% fig-i-32.tex — I.32: triangle angle sum (parallel through apex).
\begin{figure}[H]
\centering
\begin{tikzpicture}[scale=1.2, line cap=round]
  \coordinate (A) at (-1.5, 0);
  \coordinate (B) at (2.0, 0);
  \coordinate (C) at (0.5, 2.4);
  \coordinate (D) at ($(C)!-1.4!(A)$); % line through C parallel to AB, on left
  \coordinate (E) at ($(C)!-1.4!(B)$); % line through C parallel to AB, on right
  % Triangle.
  \draw[very thick] (A) -- (B) -- (C) -- cycle;
  % Parallel through C, drawn long.
  \draw[thin] ($(C)!-0.7!(B)$) -- ($(C)!1.5!(B)$);
  % Side AB extended beyond B to F to expose exterior angle.
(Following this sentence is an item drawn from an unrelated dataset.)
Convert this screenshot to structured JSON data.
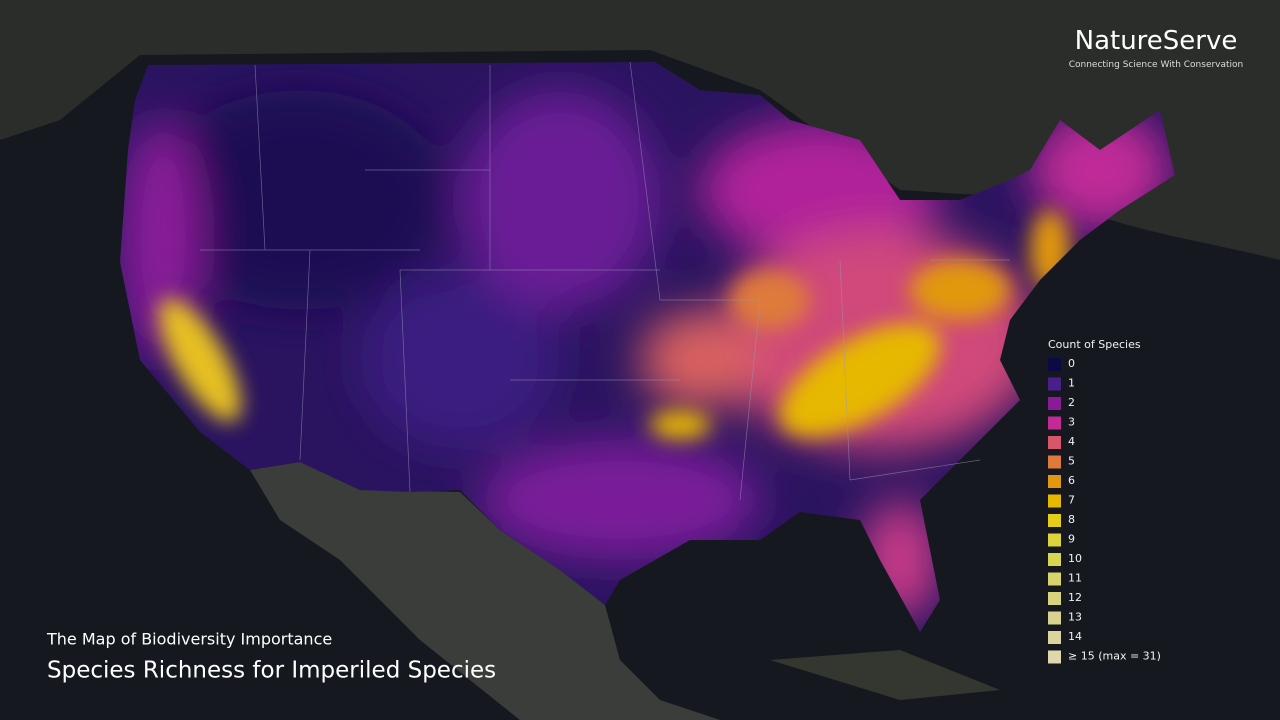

  \coordinate (F) at ($(A)!1.4!(B)$);
  \draw[thin] (B) -- (F);
  % Labels.
  \node[below left]  at (A) {$A$};
  \node[below right] at (B) {$B$};
  \node[above]       at (C) {$C$};
  \node[below right] at (F) {$F$};
  \node[above left]  at ($(C)!-0.7!(B)$) {$D$};
  \node[above right] at ($(C)!1.5!(B)$) {$E$};
\end{tikzpicture}
\caption{Proposition I.32. Drawing $DE$ through $C$ parallel to $AB$
makes $\angle DCA = \angle CAB$ (alternate, I.29) and $\angle ECB =
\angle ABC$ (alternate, I.29); the straight angle at $C$ then sums
the three interior angles of $\triangle ABC$ to two right angles.}
\label{fig:I.32}
\end{figure}